Alice by Terri Peterson (transgender thriller)

I find myself struggling as to how to approach a book like Alice. This is a dark story of dark deeds, but whether you find in it a victim, a villain, or a combination of both depends on the experiences and moral values that you bring to the story. Terri Peterson has written a thriller that deserves to find a wider audience than it will likely see, and it is one that will challenge readers, even as it entertains them.

Let us begin with the character of Alice . . . about whom I have to be careful what I say, lest I spoil the heart of the story. Alice is more than just Stephen's feminine identity, more than just a "haven from the horrors of life at home, sanctuary from suffering, and a defense against darkness." She is a separate, well-defined character in and of herself, and she is wonderfully complex. Alice will have readers reeling between feelings of sympathy, excitement, empathy, and horror, and what you feel strongest will guide how you judge her actions.

The first third of the story is precisely the kind of edgy, sometimes uncomfortable, erotic drama that Peterson does so well. It feels authentic, especially in how it refuses to shy away from things the fetishizing of the transgender community. We bear witness to gay bathhouse encounters, back seat quickies, outdoor dogging, and the filth of online sexting. Just when you have become lulled into a false sense of security, though, the story throws a few twists at the read. The first two I have already touched upon as much as I can, and the third . . . well, the third ends in murder.

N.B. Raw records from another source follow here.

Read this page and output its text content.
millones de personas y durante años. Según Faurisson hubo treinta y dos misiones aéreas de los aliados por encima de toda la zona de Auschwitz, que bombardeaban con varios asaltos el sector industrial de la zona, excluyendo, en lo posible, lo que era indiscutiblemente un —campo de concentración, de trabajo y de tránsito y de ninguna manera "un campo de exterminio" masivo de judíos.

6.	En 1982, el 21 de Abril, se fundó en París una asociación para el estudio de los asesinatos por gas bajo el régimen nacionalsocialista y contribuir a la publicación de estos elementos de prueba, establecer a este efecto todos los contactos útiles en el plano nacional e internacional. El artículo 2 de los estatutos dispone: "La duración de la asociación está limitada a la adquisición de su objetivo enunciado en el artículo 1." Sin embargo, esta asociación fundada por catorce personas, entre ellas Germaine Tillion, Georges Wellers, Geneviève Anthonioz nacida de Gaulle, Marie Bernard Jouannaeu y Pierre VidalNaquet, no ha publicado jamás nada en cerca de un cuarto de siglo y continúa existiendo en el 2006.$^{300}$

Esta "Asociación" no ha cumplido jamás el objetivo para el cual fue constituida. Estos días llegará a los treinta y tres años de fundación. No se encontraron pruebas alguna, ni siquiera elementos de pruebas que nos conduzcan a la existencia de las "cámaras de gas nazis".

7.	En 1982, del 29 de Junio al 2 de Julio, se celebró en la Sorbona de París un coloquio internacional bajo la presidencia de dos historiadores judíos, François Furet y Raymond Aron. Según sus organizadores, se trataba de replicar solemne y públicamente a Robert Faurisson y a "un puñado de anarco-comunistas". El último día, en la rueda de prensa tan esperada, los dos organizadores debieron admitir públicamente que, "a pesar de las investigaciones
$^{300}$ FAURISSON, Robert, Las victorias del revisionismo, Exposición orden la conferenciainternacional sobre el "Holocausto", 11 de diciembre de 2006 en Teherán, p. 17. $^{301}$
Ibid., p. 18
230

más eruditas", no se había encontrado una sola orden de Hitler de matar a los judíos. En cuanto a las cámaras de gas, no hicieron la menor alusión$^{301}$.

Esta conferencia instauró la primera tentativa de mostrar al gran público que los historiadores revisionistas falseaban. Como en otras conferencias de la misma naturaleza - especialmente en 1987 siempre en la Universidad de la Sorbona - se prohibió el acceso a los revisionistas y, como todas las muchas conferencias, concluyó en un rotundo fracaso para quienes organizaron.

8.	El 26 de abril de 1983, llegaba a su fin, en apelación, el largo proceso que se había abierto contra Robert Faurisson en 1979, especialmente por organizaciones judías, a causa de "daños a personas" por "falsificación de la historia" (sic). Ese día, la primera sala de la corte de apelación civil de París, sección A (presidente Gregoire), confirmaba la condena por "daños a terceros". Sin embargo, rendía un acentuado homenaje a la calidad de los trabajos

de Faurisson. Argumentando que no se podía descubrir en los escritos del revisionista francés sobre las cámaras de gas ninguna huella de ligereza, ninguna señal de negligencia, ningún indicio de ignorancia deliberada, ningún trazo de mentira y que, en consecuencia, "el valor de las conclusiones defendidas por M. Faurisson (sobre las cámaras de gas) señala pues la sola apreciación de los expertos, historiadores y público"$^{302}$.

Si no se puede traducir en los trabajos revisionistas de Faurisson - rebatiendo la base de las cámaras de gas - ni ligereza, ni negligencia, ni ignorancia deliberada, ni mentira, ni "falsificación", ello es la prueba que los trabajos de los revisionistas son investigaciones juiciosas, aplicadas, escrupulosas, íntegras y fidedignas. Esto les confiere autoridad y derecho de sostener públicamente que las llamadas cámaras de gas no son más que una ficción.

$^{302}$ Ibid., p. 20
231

Yes, the middle third of the story deals with multiple acts of cold-blooded, calculated murder. Like the best moral thriller, Peterson challenges the reader to decide for themselves whether these acts can be excused or at least understood. We are presented with a serial killer who has a motive, a drive for justice that, on the surface at least, is something with which we can identify. Whether (or how much) it matters that the killer is sexually aroused by the death-throes of strangulation . . . well, that is left for the reader to decide.

The final third of the story follows the erotic drama into an equally uncomfortable romance, even as it expands on both the themes of moral justice and murderous arousal. It is here where the promised ties to the Smeared Lipstick saga begin to appear, with the need to hide one crime leading to the desire to expose another, and where we are really challenged to make a choice between villain or vigilante. Alice is a dark, well-crafted thriller . . . one with an emotionally troubling heart, and a character who will stick with you long after the final page is turned.

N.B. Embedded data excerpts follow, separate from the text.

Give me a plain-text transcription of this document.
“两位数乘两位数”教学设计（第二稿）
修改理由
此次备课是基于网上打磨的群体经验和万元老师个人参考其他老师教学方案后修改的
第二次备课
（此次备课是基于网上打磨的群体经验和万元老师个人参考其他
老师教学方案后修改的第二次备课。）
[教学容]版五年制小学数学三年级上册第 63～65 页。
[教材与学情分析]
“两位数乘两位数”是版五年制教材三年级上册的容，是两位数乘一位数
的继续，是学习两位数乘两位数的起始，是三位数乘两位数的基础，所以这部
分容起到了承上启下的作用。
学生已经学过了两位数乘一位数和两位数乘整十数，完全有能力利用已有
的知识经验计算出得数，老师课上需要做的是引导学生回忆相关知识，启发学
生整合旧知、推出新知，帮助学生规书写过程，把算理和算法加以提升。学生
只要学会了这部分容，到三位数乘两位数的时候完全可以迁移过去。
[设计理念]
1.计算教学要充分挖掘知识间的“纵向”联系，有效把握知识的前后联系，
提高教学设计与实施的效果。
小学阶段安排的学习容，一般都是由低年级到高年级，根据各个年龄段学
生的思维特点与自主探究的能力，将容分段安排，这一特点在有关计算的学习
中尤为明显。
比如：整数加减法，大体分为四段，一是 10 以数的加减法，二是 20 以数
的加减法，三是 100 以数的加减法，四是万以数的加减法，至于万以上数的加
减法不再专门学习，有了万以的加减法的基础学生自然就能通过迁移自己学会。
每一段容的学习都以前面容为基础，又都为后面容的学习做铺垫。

'Terri' Peterson, was born August 19th, 1969, and spent what she referred to as 'a miserably failed experiment in tyranny' at a typical secondary school, where she was bullied relentlessly and made fun of. She left with no regrets, a handful of qualifications for a career in banking, and bitter memories of time spent being the object of ridicule by her peers. Being myopic, gauche, skinny and flat-chested, sporting a head of rich auburn hair, made her a daily target for abuse, which she escaped by becoming immersed in the fantasy world of writing short stories.